Abstract

Eulerian video magnification (EVM) has progressed to magnify subtle motions with a target frequency even under the presence of large motions of objects. However, existing EVM methods often fail to produce desirable results in real videos due to (1) misextracting subtle motions with a non-target frequency and (2) collapsing results when large de/acceleration motions occur (e.g., objects suddenly start, stop, or change direction). To enhance EVM performance on real videos, this paper proposes a bilateral video magnification filter (BVMF) that offers simple yet robust temporal filtering. BVMF has two kernels; (I) one kernel performs temporal bandpass filtering via a Laplacian of Gaussian whose passband peaks at the target frequency with unity gain and (II) the other kernel excludes large motions outside the magnitude of interest by Gaussian filtering on the intensity of the input signal via the Fourier shift theorem.
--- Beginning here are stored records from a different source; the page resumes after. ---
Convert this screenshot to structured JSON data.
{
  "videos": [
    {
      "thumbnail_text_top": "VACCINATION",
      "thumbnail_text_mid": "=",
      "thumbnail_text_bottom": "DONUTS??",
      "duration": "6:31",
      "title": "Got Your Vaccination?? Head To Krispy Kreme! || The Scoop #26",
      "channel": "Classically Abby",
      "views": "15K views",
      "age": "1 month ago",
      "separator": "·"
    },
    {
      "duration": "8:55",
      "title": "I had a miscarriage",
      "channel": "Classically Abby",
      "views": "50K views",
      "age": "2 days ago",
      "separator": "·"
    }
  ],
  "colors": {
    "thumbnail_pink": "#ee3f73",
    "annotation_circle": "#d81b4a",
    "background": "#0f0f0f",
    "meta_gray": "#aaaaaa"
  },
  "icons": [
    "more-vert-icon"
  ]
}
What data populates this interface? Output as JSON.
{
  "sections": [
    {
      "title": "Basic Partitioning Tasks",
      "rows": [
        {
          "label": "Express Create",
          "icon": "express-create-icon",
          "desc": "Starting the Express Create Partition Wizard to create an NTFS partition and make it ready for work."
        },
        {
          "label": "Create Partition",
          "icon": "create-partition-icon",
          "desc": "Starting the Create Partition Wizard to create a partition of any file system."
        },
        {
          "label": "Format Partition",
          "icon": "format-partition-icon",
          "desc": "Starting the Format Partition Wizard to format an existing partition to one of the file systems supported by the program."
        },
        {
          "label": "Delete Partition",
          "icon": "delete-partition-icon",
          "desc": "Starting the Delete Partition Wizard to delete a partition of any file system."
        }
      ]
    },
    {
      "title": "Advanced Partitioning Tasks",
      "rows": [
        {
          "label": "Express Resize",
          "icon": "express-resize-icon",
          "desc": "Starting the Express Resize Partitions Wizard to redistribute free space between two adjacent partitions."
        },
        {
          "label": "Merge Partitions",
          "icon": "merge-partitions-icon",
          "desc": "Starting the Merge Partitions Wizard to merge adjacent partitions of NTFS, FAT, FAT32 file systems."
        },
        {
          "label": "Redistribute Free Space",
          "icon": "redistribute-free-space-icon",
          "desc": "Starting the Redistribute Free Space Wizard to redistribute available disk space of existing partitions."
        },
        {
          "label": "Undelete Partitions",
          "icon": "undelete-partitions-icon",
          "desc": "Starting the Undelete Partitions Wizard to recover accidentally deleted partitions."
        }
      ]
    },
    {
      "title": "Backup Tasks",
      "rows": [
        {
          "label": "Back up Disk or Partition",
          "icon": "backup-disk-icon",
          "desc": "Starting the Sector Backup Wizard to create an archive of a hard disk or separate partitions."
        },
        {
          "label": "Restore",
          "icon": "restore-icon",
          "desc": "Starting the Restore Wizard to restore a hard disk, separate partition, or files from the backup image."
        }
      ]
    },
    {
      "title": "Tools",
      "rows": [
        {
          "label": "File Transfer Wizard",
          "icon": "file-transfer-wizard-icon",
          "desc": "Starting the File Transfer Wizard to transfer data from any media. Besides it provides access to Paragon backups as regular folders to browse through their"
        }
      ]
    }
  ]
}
Thus, BVMF extracts only subtle motions with the target frequency while excluding large motions outside the magnitude of interest, regardless of motion dynamics. In addition, BVMF runs the two kernels in the temporal and intensity domains simultaneously like the bilateral filter does in the spatial and intensity domains. This simplifies implementation and, as a secondary effect, keeps the memory usage low. Experiments conducted on synthetic and real videos show that BVMF outperforms state-of-the-art methods.